PgmNr P339: A Powerful Yeast Mapping Panel for Complex Trait Genetics.

Authors:
Daniel A. Skelly 1 ; Selcan Aydin 1 ; Sriram Vijayraghavan 1 ; John H. McCusker 1 ; Eric A. Stone 2 ; Nicolas E. Buchler 1 ; Paul M. Magwene 1


Institutes
1) Duke University, Durham, NC; 2) North Carolina State University, Raleigh, NC.


Abstract:

Dissecting the genetic architecture of quantitative traits is a formidable challenge in modern biology. Genetic resource populations are a powerful tool for understanding the contributions of alleles segregating in natural populations to variation in quantitative traits. We present the “Yeast Diversity Mapping Panel”, a genetically diverse panel of nearly 800 F2 segregants from crosses between wild, laboratory, and domesticated strains of Saccharomyces cerevisiae.
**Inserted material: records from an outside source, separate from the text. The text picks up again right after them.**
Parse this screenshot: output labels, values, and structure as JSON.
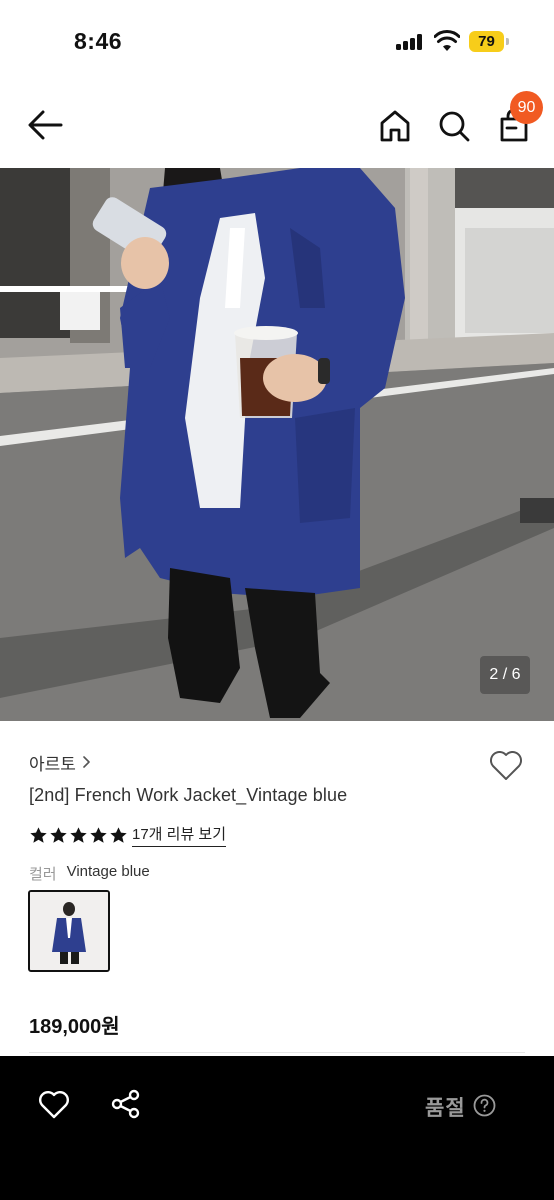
{
  "status_bar": {
    "time": "8:46",
    "battery": "79"
  },
  "header": {
    "cart_count": "90"
  },
  "icons": {
    "back": "arrow-left-icon",
    "home": "home-icon",
    "search": "search-icon",
    "cart": "shopping-bag-icon",
    "wishlist": "heart-outline-icon",
    "share": "share-icon",
    "help": "question-circle-icon"
  },
  "gallery": {
    "counter": "2 / 6"
  },
  "product": {
    "brand": "아르토",
    "title": "[2nd] French Work Jacket_Vintage blue",
    "rating_stars": 5,
    "review_link": "17개 리뷰 보기",
    "color_label": "컬러",
    "color_value": "Vintage blue",
    "price": "189,000원"
  },
  "bottom_bar": {
    "status_label": "품절"
  },
  "colors": {
    "badge": "#f15a22",
    "battery": "#f7cd1a",
    "jacket": "#2e3f8f",
    "bottom_bar": "#000000",
    "soldout_text": "#9a9a9a"
  }
}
This genetic resource population has been carefully designed to capture the bulk of genetic diversity present in budding yeast, maximize allelic richness across the panel, and incorporate ancestry from parental strains that show substantial variability across  >250 phenotypic axes. We describe a novel method for computationally deconvolving haplotype blocks from pooled, unbarcoded libraries of genetically diverse segregants, and demonstrate the use of this technique to obtain full genome sequence information for our mapping panel. The resulting high-resolution genotypes can be integrated with patterns of allelic effects to narrow QTL intervals, and will facilitate identification of candidate causal alleles for functional follow-up. We demonstrate the utility of this mapping panel by characterizing the genetic architecture of a quantitatively varying phenotype, growth response to osmotic stress. Overall, this panel constitutes a powerful resource for interrogating the genetic basis of complex trait variation, and will facilitate studies of dynamically variable phenotypes, epistasis, and gene-environment interaction.